Indikator moving average convergence divergence (MACD), di sisi lain, menunjukkan bahwa reli mungkin tidak segera terwujud, dengan bitcoin lebih cenderung sedikit turun atau konsolidasi lebih lanjut dalam kisaran saat ini.
Garis biru MACD yang menembus garis oranye—sambil mempertahankan celah sempit—menunjukkan bahwa bitcoin terus diperdagangkan dalam arah saat ini, antara $58.000 dan $63.000, sebelum lonjakan apa pun terwujud. Ini juga menunjukkan bahwa kemungkinan penurunan ekstrem tetap kecil.
Indeks musim bitcoin dan cadangan bursa tetap tenang
Pasar belum memasuki musim bitcoin, periode euforia di mana aset mencatat puncak lokal baru dan berpotensi menguji tertinggi sepanjang masa.
Indeks yang memantau ini saat ini membaca 52, memberikan dukungan ringan terhadap pandangan bahwa beberapa altcoin sedang menarik aliran modal yang diperbarui.

Bitcoin kemungkinan akan menghadapi tekanan jual yang lebih ringan seperti saat ini, mengingat penurunan keseluruhan pasokan yang dipegang di cadangan bursa. Ketersediaan tersebut turun dari 2,715 juta bitcoin menjadi sekitar 2,707 juta pada grafik.

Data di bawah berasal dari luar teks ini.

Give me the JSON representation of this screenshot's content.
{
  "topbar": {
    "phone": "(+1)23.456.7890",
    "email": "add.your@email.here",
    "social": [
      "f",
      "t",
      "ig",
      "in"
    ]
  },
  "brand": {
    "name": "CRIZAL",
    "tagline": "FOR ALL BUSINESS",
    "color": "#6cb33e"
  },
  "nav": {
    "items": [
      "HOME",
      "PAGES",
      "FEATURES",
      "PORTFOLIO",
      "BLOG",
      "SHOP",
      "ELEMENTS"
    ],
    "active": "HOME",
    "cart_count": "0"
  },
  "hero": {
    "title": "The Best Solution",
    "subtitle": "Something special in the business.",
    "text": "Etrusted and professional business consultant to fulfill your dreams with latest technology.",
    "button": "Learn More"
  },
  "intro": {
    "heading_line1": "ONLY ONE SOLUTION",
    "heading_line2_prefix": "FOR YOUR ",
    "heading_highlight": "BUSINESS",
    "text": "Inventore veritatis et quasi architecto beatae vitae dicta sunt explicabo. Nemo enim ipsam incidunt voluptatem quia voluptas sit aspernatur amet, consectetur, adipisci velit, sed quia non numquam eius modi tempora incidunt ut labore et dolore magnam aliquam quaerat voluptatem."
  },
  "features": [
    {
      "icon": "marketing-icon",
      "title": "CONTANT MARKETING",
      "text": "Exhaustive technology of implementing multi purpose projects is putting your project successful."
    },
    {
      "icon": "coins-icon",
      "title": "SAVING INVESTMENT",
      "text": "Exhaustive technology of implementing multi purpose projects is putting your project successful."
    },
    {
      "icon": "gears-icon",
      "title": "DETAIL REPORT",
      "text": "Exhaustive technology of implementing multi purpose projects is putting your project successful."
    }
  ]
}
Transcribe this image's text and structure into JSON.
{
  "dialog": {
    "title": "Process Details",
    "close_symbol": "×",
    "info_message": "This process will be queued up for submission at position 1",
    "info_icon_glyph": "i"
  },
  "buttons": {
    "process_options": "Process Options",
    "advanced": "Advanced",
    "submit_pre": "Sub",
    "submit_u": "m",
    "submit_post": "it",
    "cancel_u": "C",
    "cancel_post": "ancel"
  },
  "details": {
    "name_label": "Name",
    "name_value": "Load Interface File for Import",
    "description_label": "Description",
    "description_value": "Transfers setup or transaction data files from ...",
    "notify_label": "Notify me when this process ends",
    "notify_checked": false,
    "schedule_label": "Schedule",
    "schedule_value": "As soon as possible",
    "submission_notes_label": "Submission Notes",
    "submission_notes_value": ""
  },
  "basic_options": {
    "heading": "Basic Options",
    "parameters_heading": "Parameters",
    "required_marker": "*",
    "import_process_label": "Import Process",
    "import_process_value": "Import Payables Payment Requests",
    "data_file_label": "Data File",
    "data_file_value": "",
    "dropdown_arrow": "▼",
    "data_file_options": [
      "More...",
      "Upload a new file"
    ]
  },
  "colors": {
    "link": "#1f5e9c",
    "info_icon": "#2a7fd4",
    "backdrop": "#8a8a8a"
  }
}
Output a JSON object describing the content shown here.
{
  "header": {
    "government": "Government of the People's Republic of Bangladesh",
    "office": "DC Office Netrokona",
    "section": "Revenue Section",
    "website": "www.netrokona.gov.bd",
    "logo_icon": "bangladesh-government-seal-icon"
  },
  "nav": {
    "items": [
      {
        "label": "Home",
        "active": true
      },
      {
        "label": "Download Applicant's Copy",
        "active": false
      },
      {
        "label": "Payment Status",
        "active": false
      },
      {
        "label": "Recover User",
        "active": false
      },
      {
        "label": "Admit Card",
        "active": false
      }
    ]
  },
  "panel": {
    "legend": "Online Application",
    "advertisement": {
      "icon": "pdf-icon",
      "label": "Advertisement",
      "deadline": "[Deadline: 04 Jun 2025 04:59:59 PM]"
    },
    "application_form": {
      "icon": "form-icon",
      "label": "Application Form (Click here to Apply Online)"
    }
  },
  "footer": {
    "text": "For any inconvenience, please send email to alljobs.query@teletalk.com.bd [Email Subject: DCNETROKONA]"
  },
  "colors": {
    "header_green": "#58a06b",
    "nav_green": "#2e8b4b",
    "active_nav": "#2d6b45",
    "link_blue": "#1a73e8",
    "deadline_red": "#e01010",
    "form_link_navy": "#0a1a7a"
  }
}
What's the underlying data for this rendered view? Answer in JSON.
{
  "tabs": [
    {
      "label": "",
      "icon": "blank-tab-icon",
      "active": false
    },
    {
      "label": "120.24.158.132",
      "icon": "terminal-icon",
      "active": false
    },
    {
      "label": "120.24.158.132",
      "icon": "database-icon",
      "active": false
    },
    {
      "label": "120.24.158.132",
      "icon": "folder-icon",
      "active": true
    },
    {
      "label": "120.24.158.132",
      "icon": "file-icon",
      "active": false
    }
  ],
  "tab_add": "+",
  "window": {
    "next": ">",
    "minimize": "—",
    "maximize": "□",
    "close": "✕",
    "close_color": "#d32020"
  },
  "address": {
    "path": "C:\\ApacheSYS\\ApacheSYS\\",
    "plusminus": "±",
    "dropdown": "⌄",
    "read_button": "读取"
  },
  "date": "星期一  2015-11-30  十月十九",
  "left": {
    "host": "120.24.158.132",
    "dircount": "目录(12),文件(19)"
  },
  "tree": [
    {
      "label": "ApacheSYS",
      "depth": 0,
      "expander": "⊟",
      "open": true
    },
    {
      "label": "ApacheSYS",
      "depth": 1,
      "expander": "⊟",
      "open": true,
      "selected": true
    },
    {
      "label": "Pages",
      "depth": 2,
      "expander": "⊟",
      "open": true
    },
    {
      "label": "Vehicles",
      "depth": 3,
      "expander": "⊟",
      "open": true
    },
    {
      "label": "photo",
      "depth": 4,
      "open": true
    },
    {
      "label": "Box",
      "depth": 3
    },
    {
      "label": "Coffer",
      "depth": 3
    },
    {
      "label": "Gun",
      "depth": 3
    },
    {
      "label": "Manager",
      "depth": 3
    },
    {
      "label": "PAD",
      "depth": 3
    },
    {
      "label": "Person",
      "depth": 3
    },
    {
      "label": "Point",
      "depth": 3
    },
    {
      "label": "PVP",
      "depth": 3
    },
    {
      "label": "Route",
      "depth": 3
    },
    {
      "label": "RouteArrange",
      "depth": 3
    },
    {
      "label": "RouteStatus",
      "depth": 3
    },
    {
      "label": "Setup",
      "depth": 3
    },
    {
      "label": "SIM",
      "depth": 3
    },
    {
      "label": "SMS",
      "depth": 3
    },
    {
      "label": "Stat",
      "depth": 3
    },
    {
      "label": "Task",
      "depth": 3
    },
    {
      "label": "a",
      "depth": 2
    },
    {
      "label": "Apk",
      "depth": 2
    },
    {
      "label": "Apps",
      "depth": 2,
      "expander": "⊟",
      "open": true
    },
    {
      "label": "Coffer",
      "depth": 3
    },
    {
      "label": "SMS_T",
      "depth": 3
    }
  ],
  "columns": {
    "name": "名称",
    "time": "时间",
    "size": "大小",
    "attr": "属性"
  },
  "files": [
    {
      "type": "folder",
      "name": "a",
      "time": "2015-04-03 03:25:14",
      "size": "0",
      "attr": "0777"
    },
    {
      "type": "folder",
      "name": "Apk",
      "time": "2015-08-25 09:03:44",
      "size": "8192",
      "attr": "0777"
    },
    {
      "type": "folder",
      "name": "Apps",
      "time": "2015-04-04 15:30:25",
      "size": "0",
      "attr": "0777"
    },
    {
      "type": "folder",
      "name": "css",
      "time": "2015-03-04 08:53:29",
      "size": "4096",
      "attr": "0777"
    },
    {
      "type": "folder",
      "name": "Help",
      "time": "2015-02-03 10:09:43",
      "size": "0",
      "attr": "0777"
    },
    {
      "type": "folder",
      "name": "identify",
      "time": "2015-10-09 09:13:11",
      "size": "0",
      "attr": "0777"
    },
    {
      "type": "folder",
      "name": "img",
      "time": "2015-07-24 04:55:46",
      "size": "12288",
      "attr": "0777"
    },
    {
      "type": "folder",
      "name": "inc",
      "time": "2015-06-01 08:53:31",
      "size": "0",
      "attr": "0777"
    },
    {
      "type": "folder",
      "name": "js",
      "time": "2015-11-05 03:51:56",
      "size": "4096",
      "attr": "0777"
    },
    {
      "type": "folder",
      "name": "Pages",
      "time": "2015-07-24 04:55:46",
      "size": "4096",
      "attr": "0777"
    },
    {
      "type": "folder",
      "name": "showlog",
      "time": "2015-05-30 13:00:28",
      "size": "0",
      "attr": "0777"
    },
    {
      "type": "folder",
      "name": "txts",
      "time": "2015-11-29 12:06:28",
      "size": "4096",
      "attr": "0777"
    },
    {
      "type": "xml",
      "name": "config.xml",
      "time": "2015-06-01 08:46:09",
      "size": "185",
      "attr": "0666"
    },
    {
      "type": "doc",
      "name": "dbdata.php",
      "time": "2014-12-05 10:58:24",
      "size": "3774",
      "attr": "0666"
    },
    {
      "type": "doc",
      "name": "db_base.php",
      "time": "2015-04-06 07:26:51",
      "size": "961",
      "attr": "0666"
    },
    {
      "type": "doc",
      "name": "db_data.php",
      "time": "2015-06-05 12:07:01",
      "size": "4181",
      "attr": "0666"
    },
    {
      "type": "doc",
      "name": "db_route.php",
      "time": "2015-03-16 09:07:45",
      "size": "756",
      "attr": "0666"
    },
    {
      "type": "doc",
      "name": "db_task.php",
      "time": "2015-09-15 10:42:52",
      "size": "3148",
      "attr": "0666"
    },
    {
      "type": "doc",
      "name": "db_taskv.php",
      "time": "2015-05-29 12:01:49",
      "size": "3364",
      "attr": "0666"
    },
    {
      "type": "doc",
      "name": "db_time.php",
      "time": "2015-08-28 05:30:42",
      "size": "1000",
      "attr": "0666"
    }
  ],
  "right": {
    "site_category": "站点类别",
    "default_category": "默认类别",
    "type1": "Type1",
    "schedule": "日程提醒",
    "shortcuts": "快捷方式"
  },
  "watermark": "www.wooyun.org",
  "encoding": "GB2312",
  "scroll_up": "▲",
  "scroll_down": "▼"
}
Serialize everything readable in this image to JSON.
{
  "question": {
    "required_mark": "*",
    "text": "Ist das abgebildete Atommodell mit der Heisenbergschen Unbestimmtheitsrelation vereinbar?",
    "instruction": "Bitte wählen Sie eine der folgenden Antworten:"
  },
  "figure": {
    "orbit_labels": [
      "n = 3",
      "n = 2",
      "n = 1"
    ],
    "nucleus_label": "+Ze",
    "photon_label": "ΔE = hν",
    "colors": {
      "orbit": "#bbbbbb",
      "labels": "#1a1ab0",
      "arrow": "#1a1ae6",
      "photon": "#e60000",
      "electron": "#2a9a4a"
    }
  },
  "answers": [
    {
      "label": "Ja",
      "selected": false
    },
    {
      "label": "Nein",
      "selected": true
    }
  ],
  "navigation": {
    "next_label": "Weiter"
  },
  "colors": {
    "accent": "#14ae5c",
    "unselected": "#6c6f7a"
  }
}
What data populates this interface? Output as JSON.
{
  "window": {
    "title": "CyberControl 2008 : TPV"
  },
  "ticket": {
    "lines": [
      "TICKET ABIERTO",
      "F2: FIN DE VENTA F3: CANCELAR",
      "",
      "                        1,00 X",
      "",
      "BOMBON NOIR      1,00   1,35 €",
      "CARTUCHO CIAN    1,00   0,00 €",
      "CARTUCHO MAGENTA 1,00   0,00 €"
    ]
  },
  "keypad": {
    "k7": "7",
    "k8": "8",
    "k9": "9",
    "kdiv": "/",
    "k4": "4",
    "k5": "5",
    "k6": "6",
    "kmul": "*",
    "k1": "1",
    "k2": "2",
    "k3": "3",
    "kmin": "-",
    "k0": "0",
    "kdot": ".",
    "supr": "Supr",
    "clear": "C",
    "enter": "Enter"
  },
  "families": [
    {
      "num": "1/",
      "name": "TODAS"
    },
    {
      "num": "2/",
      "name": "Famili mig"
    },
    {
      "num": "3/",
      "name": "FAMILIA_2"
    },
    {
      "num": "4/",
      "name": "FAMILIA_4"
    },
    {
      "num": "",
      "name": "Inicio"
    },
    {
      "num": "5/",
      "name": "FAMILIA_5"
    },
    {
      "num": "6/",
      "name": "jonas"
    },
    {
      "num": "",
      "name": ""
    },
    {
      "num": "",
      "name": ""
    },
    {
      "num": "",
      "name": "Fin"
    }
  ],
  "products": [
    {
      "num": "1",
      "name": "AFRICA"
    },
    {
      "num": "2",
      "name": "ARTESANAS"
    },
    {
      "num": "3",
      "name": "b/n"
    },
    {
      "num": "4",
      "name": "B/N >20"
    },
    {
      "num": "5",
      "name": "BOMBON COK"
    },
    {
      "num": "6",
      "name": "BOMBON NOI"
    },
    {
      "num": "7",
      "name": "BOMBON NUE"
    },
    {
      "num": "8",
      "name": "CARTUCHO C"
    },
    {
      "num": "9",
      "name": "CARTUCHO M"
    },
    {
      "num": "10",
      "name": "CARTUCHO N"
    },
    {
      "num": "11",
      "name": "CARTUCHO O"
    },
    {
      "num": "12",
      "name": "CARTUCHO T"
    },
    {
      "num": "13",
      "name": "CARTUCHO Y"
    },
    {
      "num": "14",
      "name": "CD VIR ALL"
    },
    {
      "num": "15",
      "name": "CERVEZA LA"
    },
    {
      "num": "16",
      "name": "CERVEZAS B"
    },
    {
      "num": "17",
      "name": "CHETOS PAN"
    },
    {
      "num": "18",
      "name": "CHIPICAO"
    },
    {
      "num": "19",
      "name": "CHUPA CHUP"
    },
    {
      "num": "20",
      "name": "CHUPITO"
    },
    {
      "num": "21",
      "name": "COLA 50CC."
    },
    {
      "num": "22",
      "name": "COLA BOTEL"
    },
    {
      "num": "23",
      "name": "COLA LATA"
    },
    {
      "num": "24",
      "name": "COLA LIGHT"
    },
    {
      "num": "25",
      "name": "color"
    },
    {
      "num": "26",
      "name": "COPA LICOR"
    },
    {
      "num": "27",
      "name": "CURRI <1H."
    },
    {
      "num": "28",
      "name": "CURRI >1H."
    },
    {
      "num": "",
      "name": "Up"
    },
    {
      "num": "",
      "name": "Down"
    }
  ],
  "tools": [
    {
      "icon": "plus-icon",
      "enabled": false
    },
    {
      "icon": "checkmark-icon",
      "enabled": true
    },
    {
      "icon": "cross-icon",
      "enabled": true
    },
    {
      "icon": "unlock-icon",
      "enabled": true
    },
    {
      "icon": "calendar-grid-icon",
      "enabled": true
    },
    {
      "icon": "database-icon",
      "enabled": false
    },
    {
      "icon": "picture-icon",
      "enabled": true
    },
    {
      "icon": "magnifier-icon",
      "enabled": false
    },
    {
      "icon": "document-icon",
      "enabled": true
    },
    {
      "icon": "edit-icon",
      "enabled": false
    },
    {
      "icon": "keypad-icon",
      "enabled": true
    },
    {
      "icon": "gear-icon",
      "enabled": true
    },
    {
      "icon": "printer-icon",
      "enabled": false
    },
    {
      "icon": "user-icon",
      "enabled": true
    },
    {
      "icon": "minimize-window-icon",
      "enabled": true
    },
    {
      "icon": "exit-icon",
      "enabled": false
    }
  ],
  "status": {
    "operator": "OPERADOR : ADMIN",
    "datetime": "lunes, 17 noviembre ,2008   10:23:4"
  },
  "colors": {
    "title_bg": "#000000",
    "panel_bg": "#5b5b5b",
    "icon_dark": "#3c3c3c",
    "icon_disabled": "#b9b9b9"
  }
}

Untuk saat ini, pergerakan modal menunjukkan sentimen yang telah stabil, dan bitcoin tampaknya akan tetap tenang karena tren penurunan bertahap tetap berlanjut.
Ringkasan Akhir
- Bitcoin tetap bergerak dalam rentang, dengan data on-chain yang menunjukkan akumulasi tetapi bukan reversi bullish yang terkonfirmasi.
- Permintaan tampak membaik karena pembeli mengakumulasi BTC, meskipun metrik ini masih negatif, sehingga perlu berhati-hati.